Meta’s current GPU infrastructure highlights the physical limits of scale-up architectures based on copper. Today’s GB300-class racks already require complex electrical backplanes with thousands of differential pairs, and expanding beyond 144 accelerators per domain pushes against the practical limits of copper reach, power, and density. While copper remains the “gold standard” due to its cost efficiency and maturity, Alduino argued that future scale-up domains—potentially exceeding 256 accelerators—will likely require optical interconnects to overcome these constraints. Optical backplanes and emerging standards such as OCI are seen as key enablers, provided the industry can deliver a robust, interoperable ecosystem.

Meta has been actively evaluating CPO reliability at scale, deploying large test clusters to gather meaningful operational data. The company reported more than 50 million device-hours of testing on Phase 2 CPO systems, building on earlier Phase 1 results. Initial findings indicate that CPO architectures can achieve higher reliability than traditional pluggable modules, driven by reduced component counts and tighter integration. However, Alduino noted that the data is still evolving, and longer-term results are needed to establish confident mean time between failure (MTBF) benchmarks. Importantly, Meta is also exploring field-serviceable designs to mitigate the operational risks associated with highly integrated optics.

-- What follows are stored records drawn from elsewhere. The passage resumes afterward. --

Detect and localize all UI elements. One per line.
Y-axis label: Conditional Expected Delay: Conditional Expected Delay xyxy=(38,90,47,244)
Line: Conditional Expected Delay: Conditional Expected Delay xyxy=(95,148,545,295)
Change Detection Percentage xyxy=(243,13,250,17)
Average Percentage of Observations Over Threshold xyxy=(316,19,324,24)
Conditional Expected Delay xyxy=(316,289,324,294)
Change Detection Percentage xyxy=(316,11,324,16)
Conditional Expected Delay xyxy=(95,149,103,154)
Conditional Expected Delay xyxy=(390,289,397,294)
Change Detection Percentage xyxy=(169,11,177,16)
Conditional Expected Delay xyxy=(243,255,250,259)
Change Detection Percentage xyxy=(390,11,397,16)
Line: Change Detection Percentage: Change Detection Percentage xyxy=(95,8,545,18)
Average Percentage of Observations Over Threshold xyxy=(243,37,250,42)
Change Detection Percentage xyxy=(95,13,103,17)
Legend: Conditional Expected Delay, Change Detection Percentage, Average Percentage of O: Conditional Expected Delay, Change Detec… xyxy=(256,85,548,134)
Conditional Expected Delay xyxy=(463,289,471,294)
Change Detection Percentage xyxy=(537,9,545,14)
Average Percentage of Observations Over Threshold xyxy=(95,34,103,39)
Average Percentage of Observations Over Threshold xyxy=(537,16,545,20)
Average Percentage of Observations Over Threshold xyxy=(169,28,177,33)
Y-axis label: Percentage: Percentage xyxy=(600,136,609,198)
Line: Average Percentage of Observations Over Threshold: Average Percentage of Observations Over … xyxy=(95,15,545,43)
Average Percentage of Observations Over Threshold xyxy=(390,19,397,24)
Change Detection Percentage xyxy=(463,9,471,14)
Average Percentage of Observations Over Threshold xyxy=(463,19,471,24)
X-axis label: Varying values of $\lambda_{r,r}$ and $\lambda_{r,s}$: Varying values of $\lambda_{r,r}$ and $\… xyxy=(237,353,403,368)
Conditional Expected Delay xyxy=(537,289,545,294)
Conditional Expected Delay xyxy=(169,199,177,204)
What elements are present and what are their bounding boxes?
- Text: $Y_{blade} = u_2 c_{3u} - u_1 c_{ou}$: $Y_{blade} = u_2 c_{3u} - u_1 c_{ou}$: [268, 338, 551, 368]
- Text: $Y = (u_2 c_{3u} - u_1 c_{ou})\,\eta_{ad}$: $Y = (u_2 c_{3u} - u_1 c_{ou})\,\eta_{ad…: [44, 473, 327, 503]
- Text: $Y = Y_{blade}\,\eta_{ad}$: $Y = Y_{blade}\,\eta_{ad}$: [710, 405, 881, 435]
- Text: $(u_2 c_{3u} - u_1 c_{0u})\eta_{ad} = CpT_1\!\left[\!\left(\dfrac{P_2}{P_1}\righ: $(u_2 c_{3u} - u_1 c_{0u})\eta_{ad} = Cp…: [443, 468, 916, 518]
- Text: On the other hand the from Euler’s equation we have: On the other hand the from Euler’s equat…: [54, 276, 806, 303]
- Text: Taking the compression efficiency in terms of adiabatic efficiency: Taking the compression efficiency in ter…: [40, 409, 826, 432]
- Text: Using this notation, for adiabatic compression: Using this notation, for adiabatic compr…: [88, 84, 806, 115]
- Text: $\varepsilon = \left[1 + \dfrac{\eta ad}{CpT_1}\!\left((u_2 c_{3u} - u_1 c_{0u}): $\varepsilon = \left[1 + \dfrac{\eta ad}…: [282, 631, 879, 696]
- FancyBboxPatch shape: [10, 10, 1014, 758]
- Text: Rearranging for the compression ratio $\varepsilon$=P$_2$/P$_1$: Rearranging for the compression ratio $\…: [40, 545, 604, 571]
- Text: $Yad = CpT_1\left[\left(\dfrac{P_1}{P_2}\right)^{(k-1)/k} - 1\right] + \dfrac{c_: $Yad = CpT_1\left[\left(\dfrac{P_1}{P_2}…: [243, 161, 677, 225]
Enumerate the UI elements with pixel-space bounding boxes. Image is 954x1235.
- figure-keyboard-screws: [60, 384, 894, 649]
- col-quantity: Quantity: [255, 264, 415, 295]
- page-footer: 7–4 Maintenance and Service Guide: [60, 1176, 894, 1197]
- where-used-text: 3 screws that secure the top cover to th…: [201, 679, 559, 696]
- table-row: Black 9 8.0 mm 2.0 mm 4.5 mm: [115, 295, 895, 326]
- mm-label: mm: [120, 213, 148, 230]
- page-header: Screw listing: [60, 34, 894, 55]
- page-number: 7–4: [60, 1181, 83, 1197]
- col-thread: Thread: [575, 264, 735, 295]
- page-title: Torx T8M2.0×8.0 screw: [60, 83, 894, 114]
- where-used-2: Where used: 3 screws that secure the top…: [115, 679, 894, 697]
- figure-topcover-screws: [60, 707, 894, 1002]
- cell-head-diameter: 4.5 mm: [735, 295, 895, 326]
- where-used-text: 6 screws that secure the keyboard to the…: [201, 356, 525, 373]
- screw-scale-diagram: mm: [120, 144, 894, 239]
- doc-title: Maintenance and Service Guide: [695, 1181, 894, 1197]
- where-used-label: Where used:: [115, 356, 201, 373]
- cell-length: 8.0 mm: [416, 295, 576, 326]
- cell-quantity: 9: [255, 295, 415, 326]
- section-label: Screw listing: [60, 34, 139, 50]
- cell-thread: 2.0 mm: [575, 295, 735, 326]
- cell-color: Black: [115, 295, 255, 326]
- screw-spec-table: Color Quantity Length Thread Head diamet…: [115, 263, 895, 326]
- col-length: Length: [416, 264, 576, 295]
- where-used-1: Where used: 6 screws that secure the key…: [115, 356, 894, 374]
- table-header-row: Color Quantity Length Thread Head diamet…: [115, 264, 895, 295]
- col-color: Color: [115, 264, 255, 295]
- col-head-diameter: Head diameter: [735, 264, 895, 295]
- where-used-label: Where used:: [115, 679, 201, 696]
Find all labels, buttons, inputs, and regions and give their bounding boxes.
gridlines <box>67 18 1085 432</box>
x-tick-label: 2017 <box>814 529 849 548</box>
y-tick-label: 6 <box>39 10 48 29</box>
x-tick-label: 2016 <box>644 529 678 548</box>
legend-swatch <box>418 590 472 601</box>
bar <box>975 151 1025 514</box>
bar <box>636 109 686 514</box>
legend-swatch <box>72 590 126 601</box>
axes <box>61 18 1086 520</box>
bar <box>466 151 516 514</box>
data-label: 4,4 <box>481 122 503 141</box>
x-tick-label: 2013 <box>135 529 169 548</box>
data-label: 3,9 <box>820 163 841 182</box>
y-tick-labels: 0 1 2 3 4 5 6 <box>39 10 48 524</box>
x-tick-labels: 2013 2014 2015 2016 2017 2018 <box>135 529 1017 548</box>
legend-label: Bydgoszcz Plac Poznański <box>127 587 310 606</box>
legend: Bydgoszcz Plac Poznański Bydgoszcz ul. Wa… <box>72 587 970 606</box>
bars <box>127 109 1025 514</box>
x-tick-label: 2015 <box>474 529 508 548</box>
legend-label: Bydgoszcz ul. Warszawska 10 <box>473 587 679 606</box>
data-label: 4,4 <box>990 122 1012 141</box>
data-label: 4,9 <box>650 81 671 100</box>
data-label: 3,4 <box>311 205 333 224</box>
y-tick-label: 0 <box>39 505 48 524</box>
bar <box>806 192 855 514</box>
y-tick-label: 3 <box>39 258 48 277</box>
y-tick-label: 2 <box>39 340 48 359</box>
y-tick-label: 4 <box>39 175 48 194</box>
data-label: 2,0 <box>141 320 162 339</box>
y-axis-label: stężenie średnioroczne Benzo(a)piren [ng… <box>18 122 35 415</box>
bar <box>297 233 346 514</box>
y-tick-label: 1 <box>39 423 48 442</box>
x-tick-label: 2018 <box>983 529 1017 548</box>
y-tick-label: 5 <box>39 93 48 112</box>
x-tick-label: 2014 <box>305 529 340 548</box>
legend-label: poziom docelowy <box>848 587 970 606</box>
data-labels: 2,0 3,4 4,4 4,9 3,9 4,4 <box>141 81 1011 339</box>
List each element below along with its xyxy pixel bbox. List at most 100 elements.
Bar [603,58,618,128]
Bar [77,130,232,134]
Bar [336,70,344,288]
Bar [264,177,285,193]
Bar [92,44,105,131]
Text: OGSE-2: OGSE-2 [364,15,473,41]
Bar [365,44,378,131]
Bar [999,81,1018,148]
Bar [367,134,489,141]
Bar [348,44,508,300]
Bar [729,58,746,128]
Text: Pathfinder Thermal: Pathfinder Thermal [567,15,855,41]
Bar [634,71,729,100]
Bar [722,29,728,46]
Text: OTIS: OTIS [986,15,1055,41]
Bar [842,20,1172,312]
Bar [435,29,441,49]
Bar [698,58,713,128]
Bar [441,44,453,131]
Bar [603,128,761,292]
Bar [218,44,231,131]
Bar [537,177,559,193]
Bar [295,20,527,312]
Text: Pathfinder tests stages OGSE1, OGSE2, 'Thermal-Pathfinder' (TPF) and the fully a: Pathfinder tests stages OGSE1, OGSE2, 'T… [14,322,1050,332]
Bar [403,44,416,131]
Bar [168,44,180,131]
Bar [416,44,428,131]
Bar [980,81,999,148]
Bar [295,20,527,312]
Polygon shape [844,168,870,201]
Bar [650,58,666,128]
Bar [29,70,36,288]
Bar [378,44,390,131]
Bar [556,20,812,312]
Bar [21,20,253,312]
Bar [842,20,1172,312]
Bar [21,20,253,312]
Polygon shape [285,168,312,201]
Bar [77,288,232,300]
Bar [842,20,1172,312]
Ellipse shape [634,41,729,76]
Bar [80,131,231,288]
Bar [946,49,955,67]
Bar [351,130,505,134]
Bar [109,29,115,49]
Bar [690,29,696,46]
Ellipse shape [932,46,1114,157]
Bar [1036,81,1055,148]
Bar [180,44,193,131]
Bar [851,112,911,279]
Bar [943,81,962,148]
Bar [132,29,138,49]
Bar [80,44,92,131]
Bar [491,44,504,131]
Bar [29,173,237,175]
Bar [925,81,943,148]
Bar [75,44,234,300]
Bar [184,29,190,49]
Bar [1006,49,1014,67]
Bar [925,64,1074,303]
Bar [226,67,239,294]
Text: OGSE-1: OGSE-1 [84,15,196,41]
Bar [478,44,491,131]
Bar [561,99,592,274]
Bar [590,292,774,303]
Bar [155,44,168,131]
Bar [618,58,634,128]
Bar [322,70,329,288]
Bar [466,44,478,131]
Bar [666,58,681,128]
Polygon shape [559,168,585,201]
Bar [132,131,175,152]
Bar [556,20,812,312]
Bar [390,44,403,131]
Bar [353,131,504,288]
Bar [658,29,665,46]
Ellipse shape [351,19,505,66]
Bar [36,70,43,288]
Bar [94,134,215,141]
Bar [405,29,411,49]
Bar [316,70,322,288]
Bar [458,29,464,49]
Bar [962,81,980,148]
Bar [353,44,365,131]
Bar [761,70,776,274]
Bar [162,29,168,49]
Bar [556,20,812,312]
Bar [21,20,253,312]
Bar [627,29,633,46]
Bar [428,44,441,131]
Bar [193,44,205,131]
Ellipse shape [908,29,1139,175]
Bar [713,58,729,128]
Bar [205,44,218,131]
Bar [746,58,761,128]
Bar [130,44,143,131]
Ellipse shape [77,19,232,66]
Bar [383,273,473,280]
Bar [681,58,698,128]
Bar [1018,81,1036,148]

Ultimately, Alduino framed the industry’s challenge as a transition from electrical to optical scale-up domains, driven by exponential growth in AI cluster size. While copper will remain foundational in the near term, its limitations are becoming increasingly apparent. Optical interconnects—combined with standardization efforts like OCI—offer a path forward, but only if the ecosystem can address the full RAS equation at hyperscale. As Alduino concluded, the technical feasibility of optical scale-up is no longer the primary barrier; the challenge now is delivering systems that are reliable, serviceable, and economically viable at the scale required for next-generation AI infrastructure.

Key Points

Meta serves 3.4B daily active users; AI is embedded across all applications
AI infrastructure scaling toward multi-gigawatt deployments and “AI factory” campuses
CapEx trajectory: >$115B (2026), >$70B (2025), >$35B (2024)
1.3M GPUs expected in 2025; industry-wide AI infra spend approaching $500B+
Hyperion data center in Louisiana designed to exceed 5GW capacity
Networking power is a small percentage, but significant at hyperscale (multi-GW impact)
LPO and CPO reduce power but introduce trade-offs in RAS and serviceability
Copper backplanes remain cost and reliability baseline but face scaling limits
Future scale-up domains (>256 accelerators) likely require optical interconnects
CPO testing: >50M device-hours; early data shows improved reliability vs pluggables
OCI emerging as key standard for interoperable optical scale-up ecosystems

“We’ve largely answered ‘can we build these systems.’ The real question now is ‘should we’—because every gain in power efficiency comes with real costs in reliability, availability, and serviceability at hyperscale.”